Moving costs often extend beyond the basics. Overlapping housing, deposits, and setup fees can create short-term financial pressure if not planned for. Building in a buffer, maintaining emergency savings, and revisiting your budget after the move may help support a smoother transition.

Late spring and summer are peak moving season.

Which can also mean higher demand—and higher costs.

Most people plan for the obvious expenses—rent, mortgage, or the moving truck. But financial pressure often comes from everything around it.

Here are five common mistakes to consider before you relocate:


1. Underestimating the total cost of moving


The truck (or movers) is often just the starting point.

Packing supplies, storage, cleaning fees, new furniture, meals during the move, and time away from work can all contribute to the total cost. These expenses can add up more quickly than expected.

It may help to build in a buffer when estimating costs, as additional expenses are common during a move.


2. Overlooking overlapping housing costs


This is a common—and sometimes costly—oversight.

You may end up paying rent in two places for a period of time, or covering a mortgage while also paying for temporary housing. Even a short overlap can impact cash flow.

Before moving, it can be helpful to map out timing carefully. A few days of overlap may be manageable, while longer periods can increase overall costs.


3. Forgetting about deposits and setup costs


Upfront costs often extend beyond the first payment.

Security deposits, utility deposits, internet installation, and other setup fees can arise all at once.

While these may not be recurring expenses, they can be meaningful depending on your situation. Planning for these costs ahead of time may help reduce financial strain during the transition.


4. Using emergency savings without a plan to replenish


Moves can sometimes require drawing on savings.

Covering upfront costs, unexpected repairs, or timing gaps can make it easy to use emergency funds. The challenge can arise if there isn’t a plan to rebuild those savings afterward.

Setting a plan to replenish your emergency fund may help maintain financial flexibility after the move.


5. Skipping the post-move budget reset


Once you’ve moved in, it can be easy to assume expenses will stabilize on their own.

However, monthly costs may change—sometimes in less obvious ways. Commute expenses, utilities, and spending habits tied to a new location can all shift.

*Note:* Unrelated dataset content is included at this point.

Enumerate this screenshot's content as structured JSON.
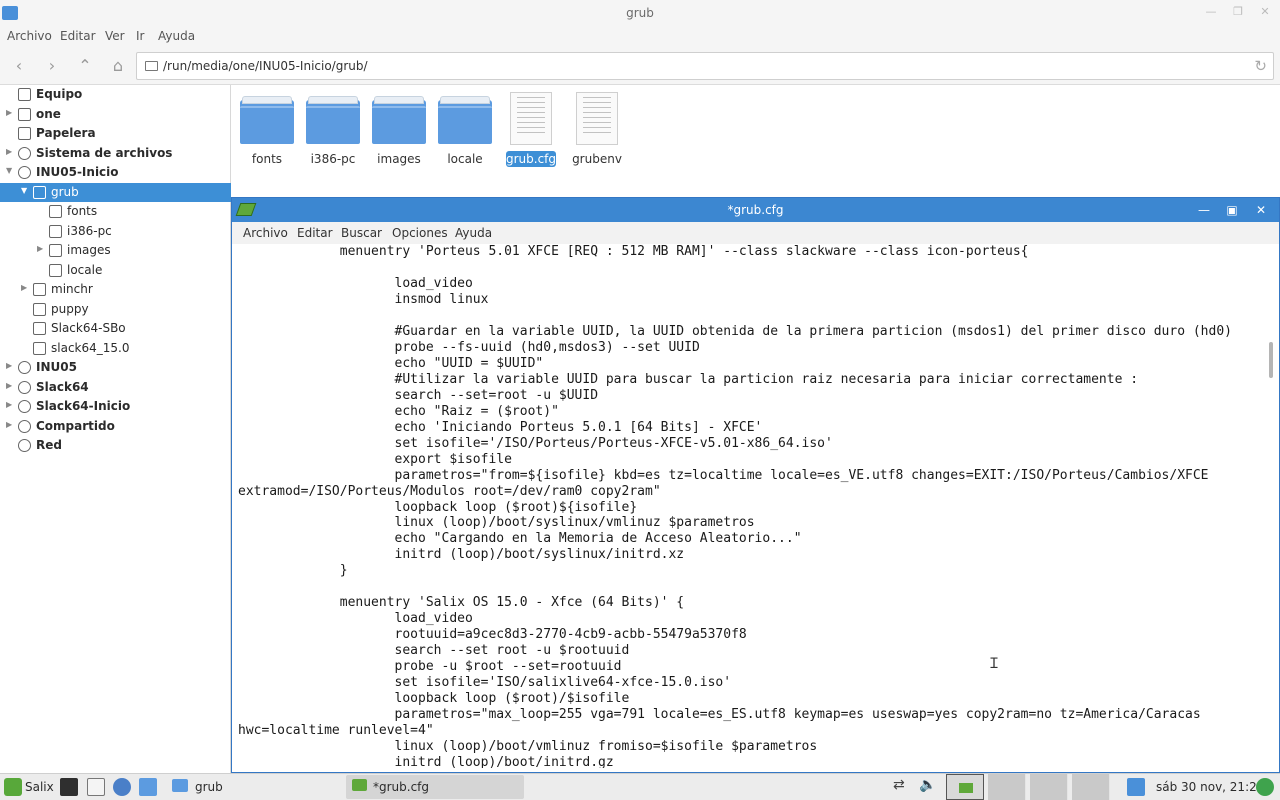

Revisiting your budget after a month or two, based on actual spending, may help create a more accurate picture going forward.

Moving often involves more expenses than initially expected.

Those who navigate it more smoothly are often the ones who plan for a range of outcomes rather than assuming everything will go as expected.

A bit of added clarity upfront can help make the transition more manageable.


summary


Moving costs often extend beyond the basics. Overlapping housing, deposits, and setup fees can create short-term financial pressure if not planned for. Building in a buffer, maintaining emergency savings, and revisiting your budget after the move may help support a smoother transition.